Home care after waxing 

It’s important to care for the waxed area properly after treatment to prevent ingrown hairs, breakouts, or other reactions. Exfoliation, using a loofah or exfoliating gloves with a bath gel, will help keep the skin clear. Avoid using a bar soap because it leaves a film on the body that could cause ingrown hairs. 


For the face, back, and chest, use a more gentle exfoliant and an anti-breakout lotion (ask your waxer about recommended products). Directly after waxing, avoid direct sunlight and tanning booths, especially while the skin is still red from treatment.


For 24 hours after waxing, avoid exercise, hot tubs, and products with harsh chemicals, perfumes, or dyes. Apply a gentle moisturizer 24 hours after treatment. 

Waxing Advice

WARNING:

Waxing should not be performed if you have particularly sensitive skin, because it pulls off a couple of layers of skin cells along with the hair. Waxing can cause tenderness and swelling. In addition, some medications will cause the skin to react badly to waxing.

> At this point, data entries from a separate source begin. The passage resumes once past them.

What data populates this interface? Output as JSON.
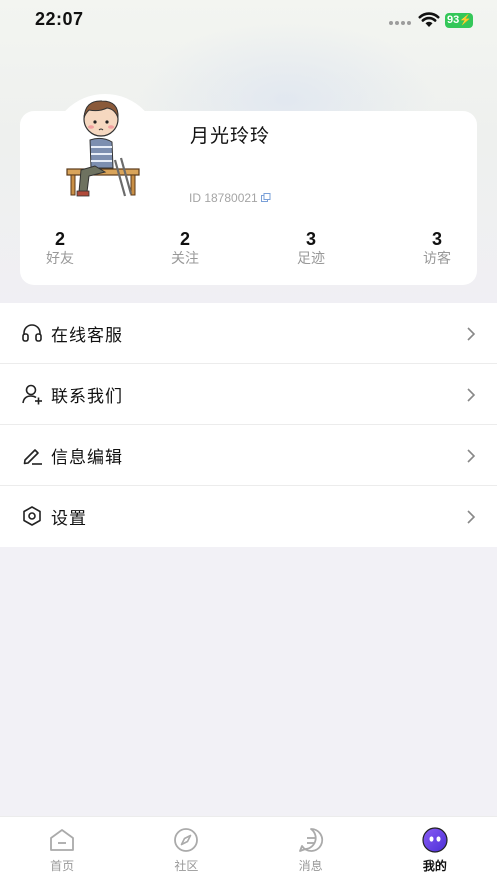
{
  "status_bar": {
    "time": "22:07",
    "battery": "93"
  },
  "profile": {
    "username": "月光玲玲",
    "user_id": "ID 18780021",
    "stats": [
      {
        "value": "2",
        "label": "好友"
      },
      {
        "value": "2",
        "label": "关注"
      },
      {
        "value": "3",
        "label": "足迹"
      },
      {
        "value": "3",
        "label": "访客"
      }
    ]
  },
  "menu": {
    "items": [
      {
        "label": "在线客服",
        "icon": "headset-icon"
      },
      {
        "label": "联系我们",
        "icon": "user-add-icon"
      },
      {
        "label": "信息编辑",
        "icon": "edit-icon"
      },
      {
        "label": "设置",
        "icon": "settings-icon"
      }
    ]
  },
  "tabbar": {
    "tabs": [
      {
        "label": "首页",
        "icon": "home-icon"
      },
      {
        "label": "社区",
        "icon": "compass-icon"
      },
      {
        "label": "消息",
        "icon": "message-icon"
      },
      {
        "label": "我的",
        "icon": "profile-face-icon",
        "active": true
      }
    ]
  },
  "colors": {
    "accent": "#6a3df0",
    "battery": "#34c759",
    "muted": "#999999"
  }
}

Don’t wax if you’re taking Retin-A, Accutane, or any type of acne prescription.


Preparing for treatment

Let the hair grow out to about a half-inch above the skin. If hairs are too short, the wax won’t adhere strongly enough to pull them out.  Do not apply lotion to the skin before your waxing session.


How much does it hurt?

Most people tolerate it well, and get used to the sensation after a few treatments. The level of discomfort you will feel depends on your level of pain tolerance in general, and on which area is being waxed. Clients are also recommended to take two ibuprofen tablets prior to their appointment, to reduce discomfort and decrease inflammation in the post-waxed area. For women, it is generally best not to schedule waxing services just prior to or during your period, as you are more sensitive to pain at this time and will experience more discomfort.